シオンは、自分がまだグラジオへ名前を明かしていないことを思い出した。こうして馬に乗って会話を交わすつい前まで命懸けの逃亡劇を繰り広げていたのだから、そんなことすっかり忘れてしまっていた。

 そしてシオンが答えを言おうと口を開きかけたとき、グラジオは滑り込むようにして言葉を付け足す。

 「……も、勿論もう知ってるんだ、君の名前。数日前から村に潜んでいたから、君を呼ぶ誰かの声を何度も聞いた。でもさ、その、君から聞きたいんだ」

少しだけ気恥ずかしそうにする男からは、ようやくあの日の少年の面影が垣間見えた気がした。彼女はそれを聞くと、難しく考えていた自分が馬鹿らしく感じる。だから彼女は、真っ直ぐな笑顔で応えた。

 「シオン。私はシオン、だよ」

少年は微かな幸せを噛みしめるように微笑む。

 「……シオン。素敵な名前だね」

 一五年が経ったからだろうか。距離感が掴めずにどこか緊張してしまう。それでも少女は、一つ勇気を振り絞った。

 「ねぇ、私からも一つ、お願いしてもいい?」

 「うん。お願いって?」

 「分かるでしょ」

男は少し微笑むと、ゆっくりと口を開く。

 「……僕はグラジオ。グラジオだよ」

それはかつて、イベリスのグラジオが紡いだ一幕の再現。二人は一五年前を思い出すようにしてささやかに笑った。

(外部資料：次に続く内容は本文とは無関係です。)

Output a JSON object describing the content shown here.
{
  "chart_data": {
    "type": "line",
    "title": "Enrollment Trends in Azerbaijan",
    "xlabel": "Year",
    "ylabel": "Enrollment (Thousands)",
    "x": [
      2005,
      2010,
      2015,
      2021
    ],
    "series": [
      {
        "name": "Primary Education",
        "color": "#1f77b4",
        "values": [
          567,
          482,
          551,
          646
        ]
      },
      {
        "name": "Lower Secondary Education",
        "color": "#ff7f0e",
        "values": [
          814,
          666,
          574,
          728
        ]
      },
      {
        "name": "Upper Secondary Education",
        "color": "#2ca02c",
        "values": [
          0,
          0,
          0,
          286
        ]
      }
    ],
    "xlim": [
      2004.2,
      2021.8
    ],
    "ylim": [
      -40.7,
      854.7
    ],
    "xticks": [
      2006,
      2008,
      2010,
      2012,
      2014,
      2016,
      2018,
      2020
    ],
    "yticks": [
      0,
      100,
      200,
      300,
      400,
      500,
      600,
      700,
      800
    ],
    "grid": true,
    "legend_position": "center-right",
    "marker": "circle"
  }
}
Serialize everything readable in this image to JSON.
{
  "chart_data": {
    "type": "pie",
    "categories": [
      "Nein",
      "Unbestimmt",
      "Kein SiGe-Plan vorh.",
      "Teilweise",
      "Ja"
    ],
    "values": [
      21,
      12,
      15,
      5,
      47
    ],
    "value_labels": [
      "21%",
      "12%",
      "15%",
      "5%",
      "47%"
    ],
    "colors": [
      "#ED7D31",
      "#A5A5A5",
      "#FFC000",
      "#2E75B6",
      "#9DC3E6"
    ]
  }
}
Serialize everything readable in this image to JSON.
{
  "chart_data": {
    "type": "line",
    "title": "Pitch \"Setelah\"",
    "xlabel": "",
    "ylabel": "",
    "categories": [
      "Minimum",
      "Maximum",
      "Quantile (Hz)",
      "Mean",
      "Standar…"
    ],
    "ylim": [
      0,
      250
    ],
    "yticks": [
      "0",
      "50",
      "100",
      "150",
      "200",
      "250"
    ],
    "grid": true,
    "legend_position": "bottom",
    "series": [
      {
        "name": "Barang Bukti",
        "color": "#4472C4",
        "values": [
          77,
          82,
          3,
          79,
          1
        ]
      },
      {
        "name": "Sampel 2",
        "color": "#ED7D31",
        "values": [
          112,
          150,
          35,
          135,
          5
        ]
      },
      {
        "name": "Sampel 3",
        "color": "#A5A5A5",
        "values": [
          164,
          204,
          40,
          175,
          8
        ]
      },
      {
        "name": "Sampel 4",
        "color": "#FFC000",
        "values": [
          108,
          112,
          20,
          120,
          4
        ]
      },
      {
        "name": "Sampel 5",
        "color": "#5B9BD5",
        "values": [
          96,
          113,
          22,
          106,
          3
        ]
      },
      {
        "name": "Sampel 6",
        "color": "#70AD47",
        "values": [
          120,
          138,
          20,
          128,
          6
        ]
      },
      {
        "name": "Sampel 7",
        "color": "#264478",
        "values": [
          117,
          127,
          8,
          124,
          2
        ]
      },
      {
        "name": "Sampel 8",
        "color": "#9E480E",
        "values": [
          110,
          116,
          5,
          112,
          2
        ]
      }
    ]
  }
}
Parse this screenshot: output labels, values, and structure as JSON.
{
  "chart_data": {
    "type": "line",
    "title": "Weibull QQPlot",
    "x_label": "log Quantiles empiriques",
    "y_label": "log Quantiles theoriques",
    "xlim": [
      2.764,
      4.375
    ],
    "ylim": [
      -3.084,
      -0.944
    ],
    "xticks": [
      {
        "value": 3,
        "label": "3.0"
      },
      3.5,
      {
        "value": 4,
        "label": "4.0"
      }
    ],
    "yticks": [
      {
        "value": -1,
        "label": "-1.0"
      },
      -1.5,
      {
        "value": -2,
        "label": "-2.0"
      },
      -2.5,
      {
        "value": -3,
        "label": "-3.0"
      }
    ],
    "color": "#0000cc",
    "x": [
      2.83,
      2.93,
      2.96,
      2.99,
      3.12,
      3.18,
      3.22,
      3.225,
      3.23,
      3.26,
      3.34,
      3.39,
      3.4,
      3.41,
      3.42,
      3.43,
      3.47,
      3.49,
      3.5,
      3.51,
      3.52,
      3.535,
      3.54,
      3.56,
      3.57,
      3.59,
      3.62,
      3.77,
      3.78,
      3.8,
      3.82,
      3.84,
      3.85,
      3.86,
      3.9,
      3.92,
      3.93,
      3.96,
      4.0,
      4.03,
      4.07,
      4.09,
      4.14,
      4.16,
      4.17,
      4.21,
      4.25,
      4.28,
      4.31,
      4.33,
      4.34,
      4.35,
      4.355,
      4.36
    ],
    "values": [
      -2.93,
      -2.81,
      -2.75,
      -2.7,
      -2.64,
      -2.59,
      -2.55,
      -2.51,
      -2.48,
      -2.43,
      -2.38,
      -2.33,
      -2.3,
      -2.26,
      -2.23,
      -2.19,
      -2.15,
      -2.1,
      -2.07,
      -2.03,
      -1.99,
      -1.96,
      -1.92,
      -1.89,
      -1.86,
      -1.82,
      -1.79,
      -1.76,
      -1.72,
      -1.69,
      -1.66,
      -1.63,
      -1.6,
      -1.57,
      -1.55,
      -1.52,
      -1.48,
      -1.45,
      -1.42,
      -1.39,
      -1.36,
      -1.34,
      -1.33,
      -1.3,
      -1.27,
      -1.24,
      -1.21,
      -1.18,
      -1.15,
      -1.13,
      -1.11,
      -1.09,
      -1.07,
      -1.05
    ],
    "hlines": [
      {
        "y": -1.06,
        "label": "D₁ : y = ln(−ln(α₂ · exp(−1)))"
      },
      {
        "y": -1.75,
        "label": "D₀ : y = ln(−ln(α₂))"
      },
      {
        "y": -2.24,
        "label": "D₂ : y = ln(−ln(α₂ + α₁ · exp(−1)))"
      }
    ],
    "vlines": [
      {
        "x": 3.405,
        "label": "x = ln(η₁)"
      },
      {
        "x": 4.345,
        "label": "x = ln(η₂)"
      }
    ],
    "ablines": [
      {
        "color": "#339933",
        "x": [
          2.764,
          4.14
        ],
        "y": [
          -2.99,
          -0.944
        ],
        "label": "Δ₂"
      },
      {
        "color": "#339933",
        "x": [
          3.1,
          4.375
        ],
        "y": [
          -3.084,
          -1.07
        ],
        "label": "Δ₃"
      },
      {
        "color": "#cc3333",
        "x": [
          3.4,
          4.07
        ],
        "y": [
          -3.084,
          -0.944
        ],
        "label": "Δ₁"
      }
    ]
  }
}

 「――ふざけるな! 輪廻の血族を見失っただと!?」

 森の中ではアジサの怒号が飛ぶ。目の前の男衆は、憤る彼女に肩を射貫かれて地面へ転がった。

 「……妾は輪廻の血族を許さない。あの化け物に教えてやるのだ。愛する人を奪われる苦しみを……!!」

 乱された長きに渡る生贄の慣習。瓦解を始めた自警団。村には不穏な雰囲気が漂う。そしてその日、ヒペリカ村の人々は初めて雲に覆われた空を見た。